Entre o artista plástico brasileiro, Valter Nu, e os modernistas que mudaram a face artística do Brasil, no século XX, há muito mais ligações que a nacionalidade. Há uma comunhão de espírito experimental que se prolonga pelas décadas, e que caracteriza a classe artística brasileira.
Multifacetado é uma palavra que se ajusta na perfeição à figura do artista plástico Valter Nu. Nascido em Santos, estudou artes visuais na Fundação das Artes em São Caetano do Sul, com formação na área do audiovisual e pós-graduação em semiótica.
O seu percurso está ligado à Prefeitura de São Paulo, onde é artista orientador de artes visuais e artes integradas do programa vocacional da Secretaria Municipal da cultura. Também é Dj, produtor musical e , a nível das suas exposições, caracteriza-se por trabalhar com esculturas feitas com reaproveitamentos de materiais descartados desde 1993.
Essa preocupação ecológica complementa-se com a junção entre o passado e o futuro, entre a tecnologia e as figuras da cultura negra, dos orixás. O tecno-orixás é um projecto inovador que nos mostra esculturas tridimensionais inspiradas em divindades africanas do Candomblé.
São imagens produzidas com restos de materiais tecnológicos descartados, encontrados nas caçambas de entulho da cidade de São Paulo, entre 2010 e 2014. Neste trabalho multicultural resgatam-se as tradições de oralidade da cultura afro-brasileira, que foram divulgadas através das canções populares das canções da música popular brasileira.
A música é omnipresente nestas instalações: existe mesmo um grupo “ Curimba eléctrica”, criado para a festa de inauguração do evento, que apresenta uma performance musical, com Djs e cantores que fazem leituras animadas da exposição.

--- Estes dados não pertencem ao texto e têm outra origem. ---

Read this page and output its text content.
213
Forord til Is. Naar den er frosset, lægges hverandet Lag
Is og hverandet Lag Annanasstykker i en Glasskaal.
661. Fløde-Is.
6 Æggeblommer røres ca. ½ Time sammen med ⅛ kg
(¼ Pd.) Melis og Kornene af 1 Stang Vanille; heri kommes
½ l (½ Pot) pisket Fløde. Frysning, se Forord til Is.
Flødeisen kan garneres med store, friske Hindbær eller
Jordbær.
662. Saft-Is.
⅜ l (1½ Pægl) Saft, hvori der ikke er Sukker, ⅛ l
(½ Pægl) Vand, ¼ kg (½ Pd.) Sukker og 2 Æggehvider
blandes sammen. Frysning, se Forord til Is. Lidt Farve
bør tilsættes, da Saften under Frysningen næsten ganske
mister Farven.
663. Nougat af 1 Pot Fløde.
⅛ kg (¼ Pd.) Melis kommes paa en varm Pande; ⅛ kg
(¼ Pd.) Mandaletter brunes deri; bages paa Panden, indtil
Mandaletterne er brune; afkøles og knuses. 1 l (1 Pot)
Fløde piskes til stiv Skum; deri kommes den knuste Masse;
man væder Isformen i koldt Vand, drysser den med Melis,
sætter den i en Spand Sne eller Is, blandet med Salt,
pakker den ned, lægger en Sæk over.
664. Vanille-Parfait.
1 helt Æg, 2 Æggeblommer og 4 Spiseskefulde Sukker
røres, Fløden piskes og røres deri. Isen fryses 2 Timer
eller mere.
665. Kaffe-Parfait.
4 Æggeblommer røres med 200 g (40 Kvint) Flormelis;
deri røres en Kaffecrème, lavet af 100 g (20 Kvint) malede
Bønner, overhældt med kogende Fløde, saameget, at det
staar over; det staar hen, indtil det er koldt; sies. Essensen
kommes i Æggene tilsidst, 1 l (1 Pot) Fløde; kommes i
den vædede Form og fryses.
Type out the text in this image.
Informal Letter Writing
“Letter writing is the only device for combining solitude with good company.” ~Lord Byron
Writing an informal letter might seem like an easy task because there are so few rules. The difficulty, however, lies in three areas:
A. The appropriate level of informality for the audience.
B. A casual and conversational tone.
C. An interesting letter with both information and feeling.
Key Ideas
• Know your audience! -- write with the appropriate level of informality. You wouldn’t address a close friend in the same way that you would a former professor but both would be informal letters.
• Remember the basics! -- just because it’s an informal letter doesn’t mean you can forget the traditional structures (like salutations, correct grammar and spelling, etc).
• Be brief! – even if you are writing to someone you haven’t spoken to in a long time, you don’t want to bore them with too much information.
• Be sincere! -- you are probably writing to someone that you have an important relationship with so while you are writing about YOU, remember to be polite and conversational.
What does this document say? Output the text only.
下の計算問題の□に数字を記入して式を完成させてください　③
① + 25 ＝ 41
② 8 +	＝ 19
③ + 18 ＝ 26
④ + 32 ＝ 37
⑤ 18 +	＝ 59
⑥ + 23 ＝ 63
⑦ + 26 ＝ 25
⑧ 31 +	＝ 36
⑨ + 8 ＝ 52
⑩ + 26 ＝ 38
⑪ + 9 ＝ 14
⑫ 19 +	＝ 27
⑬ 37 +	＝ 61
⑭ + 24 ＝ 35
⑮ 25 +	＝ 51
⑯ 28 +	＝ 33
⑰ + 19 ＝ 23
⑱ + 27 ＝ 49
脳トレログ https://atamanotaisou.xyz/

Na raiz da filosofia que está subjacente aos Tecno-orixás está o sincretismo cultural e religioso. Reunir figuras como Iansã/Santa Bárbara, Ogum/São Jorge, em formas esculturais que estimulam o diálogo entre as diferentes culturas, ou mostrar a riqueza da oralidade cultural afro-brasileira. Também é um projecto que visa alertar para a necessidade de revalorizar a importância da cultura africana nas escolas, nas comunidades, na sociedade.
Valter Nu, com a obra escultural Tecno-orixás, segue a mais rica via da arte brasileira dos séculos XX e XXI. Aquela que vem directamente da influência dos primeiros modernistas brasileiros, que não tinham medo de experimentar, e de pesquisar as origens da cultura brasileira e a sua ligação às diferentes tradições africanas ou índias.
A melhor forma de conservar a tradição é fazê-la dialogar com o presente – só assim se constrói o futuro. Na arte e na vida, como o prova o fascinante projecto dos Tecno-orixás de Valter Nu.